Radiopreisträger Carsten Kock und Andreas Otto mit Kirsten Kock

Es gibt noch fundierten Journalismus im deutschen Radio, sogar im Privaten. Einer der trotz Um-, Quer- und Falschformatierungen vieler Programme zu nichtssagenden Dudelwellen diesen Weg nie verlassen hat ist Carsten Kock. Am Donnerstagabend wurde der Chefkorrespondent von Radio Schleswig-Holstein gemeinsam mit seinem Kollegen Andreas Otto in der Hamburger Elbphilharmonie mit dem Deutschen Radiopreis 2017 in der Kategorie „Bestes Nachrichten- und Informationsformat“ verdientermaßen ausgezeichnet. Den Preis erhielten die beiden „Urgsteine“ des norddeutschen Privatradios für einen zweistündigen Nachklapp zur Landtagswahl in Schleswig Holstein, der am 14. Mai bei R.SH ausgestrahlt wurde.
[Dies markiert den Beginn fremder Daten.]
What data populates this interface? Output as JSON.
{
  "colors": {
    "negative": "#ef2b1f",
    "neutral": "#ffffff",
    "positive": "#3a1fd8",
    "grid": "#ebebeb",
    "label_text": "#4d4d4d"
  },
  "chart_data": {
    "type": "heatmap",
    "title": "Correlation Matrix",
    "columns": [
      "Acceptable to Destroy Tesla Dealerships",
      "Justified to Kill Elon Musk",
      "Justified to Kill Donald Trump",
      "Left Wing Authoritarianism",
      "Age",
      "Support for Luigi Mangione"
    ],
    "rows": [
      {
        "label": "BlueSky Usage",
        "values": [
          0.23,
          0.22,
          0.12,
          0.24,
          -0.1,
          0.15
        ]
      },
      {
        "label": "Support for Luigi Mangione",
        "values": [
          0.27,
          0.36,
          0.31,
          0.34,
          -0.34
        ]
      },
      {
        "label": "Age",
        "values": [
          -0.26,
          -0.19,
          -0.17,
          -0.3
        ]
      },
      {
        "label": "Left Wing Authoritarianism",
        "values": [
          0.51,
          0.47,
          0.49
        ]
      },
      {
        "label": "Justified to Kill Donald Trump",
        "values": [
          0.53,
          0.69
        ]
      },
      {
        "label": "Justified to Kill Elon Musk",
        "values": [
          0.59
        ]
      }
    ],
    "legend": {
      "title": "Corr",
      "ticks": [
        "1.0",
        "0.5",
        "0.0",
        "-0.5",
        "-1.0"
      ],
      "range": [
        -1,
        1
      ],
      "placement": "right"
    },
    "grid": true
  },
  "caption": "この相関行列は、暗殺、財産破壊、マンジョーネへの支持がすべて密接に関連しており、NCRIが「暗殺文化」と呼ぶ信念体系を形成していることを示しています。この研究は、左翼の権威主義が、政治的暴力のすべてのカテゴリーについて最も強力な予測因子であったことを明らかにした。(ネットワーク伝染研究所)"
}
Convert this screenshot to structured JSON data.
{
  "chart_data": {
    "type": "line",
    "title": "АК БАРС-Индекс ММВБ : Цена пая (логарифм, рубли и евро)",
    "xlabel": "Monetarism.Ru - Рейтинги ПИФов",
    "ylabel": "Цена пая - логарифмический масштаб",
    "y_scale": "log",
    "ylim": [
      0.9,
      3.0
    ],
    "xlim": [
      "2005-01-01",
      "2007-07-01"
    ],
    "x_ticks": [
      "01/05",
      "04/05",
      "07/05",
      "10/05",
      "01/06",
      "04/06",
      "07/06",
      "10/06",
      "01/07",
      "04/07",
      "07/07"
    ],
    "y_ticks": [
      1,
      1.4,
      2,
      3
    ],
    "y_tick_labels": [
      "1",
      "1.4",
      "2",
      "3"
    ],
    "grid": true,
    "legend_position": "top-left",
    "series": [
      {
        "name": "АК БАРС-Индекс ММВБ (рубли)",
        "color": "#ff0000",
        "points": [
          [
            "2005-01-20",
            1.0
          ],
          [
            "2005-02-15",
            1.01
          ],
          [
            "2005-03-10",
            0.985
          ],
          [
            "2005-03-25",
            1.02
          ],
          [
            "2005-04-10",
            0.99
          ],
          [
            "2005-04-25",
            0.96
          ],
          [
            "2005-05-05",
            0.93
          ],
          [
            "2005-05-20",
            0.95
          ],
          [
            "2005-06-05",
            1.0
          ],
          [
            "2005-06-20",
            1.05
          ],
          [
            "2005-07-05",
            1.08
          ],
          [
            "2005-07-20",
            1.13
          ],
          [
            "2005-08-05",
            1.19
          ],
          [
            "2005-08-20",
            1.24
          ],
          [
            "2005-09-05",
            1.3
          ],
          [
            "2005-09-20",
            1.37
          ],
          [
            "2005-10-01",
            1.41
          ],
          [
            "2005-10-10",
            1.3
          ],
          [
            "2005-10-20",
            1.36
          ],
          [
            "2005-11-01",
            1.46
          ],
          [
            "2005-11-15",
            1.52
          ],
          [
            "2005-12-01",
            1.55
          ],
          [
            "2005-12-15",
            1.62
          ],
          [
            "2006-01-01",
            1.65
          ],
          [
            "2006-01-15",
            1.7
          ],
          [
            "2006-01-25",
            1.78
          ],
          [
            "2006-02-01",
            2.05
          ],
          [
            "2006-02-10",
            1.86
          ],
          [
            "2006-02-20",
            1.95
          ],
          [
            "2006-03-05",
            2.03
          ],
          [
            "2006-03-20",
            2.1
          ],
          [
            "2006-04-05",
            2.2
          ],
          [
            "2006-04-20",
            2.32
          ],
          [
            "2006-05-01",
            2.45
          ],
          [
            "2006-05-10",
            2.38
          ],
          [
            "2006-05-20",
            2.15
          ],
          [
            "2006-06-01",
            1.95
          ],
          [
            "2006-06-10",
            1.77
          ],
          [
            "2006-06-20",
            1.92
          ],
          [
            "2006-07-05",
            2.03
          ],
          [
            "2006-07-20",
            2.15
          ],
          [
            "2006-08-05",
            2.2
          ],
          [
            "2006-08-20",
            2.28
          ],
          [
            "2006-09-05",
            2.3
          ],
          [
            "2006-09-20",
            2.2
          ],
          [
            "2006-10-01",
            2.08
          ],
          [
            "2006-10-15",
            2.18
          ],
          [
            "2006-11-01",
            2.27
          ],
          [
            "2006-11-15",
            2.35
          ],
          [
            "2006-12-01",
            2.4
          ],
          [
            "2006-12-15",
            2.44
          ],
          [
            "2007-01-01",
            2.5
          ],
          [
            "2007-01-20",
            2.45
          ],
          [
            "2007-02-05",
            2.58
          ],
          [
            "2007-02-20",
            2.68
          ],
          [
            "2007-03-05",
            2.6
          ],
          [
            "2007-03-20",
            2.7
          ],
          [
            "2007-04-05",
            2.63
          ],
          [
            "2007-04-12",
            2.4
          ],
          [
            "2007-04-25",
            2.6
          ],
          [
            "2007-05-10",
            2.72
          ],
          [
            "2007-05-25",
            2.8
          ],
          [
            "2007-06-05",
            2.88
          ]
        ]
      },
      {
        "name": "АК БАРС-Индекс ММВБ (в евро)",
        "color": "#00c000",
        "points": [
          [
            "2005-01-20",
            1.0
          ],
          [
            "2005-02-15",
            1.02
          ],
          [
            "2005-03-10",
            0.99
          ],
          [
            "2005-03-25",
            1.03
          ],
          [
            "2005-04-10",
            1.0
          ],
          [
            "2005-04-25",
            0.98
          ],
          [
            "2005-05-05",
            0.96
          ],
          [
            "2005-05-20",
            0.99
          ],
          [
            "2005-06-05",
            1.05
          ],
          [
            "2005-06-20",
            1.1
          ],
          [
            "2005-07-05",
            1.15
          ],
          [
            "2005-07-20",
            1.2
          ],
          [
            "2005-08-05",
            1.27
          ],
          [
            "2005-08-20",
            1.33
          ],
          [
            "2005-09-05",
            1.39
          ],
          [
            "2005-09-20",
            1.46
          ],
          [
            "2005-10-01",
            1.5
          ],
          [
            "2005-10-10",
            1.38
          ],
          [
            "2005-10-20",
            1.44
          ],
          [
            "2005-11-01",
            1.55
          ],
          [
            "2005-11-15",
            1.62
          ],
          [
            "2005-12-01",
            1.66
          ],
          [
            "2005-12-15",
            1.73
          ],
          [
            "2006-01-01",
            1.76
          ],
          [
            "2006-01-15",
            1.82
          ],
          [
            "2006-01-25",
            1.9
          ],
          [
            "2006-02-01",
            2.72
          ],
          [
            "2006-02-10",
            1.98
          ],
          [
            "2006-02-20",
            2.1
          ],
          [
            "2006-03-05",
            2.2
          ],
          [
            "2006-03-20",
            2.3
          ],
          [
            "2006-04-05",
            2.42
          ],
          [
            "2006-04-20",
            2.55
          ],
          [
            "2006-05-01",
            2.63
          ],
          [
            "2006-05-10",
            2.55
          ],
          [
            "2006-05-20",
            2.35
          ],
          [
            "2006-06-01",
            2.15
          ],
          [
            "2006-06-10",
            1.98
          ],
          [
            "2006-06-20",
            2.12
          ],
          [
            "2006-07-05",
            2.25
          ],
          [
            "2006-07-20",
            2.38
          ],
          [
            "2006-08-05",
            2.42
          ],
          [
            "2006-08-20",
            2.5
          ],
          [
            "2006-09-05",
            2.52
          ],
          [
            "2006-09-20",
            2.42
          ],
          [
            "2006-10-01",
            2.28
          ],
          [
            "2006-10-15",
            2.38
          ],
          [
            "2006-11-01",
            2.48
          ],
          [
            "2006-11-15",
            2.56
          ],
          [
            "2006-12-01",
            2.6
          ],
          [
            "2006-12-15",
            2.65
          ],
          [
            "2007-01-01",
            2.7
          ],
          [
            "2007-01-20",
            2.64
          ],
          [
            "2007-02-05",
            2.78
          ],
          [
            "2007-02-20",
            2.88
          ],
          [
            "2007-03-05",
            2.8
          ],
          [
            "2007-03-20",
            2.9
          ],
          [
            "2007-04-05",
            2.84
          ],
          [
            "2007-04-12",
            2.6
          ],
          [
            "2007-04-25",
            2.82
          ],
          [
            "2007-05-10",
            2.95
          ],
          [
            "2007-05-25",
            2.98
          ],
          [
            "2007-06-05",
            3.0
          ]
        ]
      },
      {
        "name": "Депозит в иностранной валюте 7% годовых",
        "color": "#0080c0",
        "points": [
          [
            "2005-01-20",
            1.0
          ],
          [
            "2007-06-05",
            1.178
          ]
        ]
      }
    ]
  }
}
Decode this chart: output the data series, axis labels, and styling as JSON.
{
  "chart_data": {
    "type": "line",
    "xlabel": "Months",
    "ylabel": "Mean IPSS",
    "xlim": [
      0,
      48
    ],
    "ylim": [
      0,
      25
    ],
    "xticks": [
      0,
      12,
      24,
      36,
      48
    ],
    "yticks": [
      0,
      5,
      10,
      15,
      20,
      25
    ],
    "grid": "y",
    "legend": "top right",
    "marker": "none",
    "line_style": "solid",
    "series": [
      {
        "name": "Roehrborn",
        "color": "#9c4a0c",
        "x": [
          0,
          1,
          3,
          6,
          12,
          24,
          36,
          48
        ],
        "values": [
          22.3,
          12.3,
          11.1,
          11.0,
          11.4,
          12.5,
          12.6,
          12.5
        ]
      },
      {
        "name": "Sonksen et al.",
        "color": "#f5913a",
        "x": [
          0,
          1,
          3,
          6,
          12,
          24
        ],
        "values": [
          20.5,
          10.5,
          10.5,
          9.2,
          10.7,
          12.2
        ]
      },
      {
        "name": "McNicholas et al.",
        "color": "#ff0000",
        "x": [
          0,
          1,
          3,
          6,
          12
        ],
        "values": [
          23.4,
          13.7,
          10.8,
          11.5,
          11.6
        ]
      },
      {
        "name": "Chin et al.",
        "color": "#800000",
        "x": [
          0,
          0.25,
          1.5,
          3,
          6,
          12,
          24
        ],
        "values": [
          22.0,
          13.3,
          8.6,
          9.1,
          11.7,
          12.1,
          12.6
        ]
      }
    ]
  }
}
Diese Sendung war keine „Eintagsfliege“. „Politik am Sonntag“ läuft seit vielen Jahren wöchentlich zwischen 10.00 und 12.00 Uhr im Programm des schleswig-holsteinischen Marktführers. Laudator Jens Weidmann, Präsident der Deutschen Bundesbank, würdigte Carsten Kock als „kompetenten, freundlich, aber zäh nachfragenden und hörernah präsentierenden Macher“. In Nordfriesland, der Heimat von Carsten Kock, drückt man so etwas einfacher aus: „Weil er nicht drum rum schnackt.“

Bundesbankpräsident Jens Weidmann überreicht Carsten Kock den Deutschen Radiopreis | Bild: Deutscher Radiopreis / Morris Mac Matzen

Carsten Kock habe ich vor ziemlich genau 30 Jahren in der Nachrichtenredaktion von R.SH im Funkhaus Wittland am Stadtrand von Kiel kennen- und schätzen gelernt. Im Gegensatz zu manchen seiner Kollegen versuchte er nicht durch „wüste“ Beschimpfungen mir als damals bereits 35jährigem Praktikanten das Radiomachen zu vermiesen. Im Gegenteil – Carsten erklärte mir geduldig, wie Hörfunknachrichten verständlich aufbereitet – und ansprechend präsentiert werden. Was ich damals bei ihm gelernt habe, gebe ich noch heute an meine Studierenden weiter.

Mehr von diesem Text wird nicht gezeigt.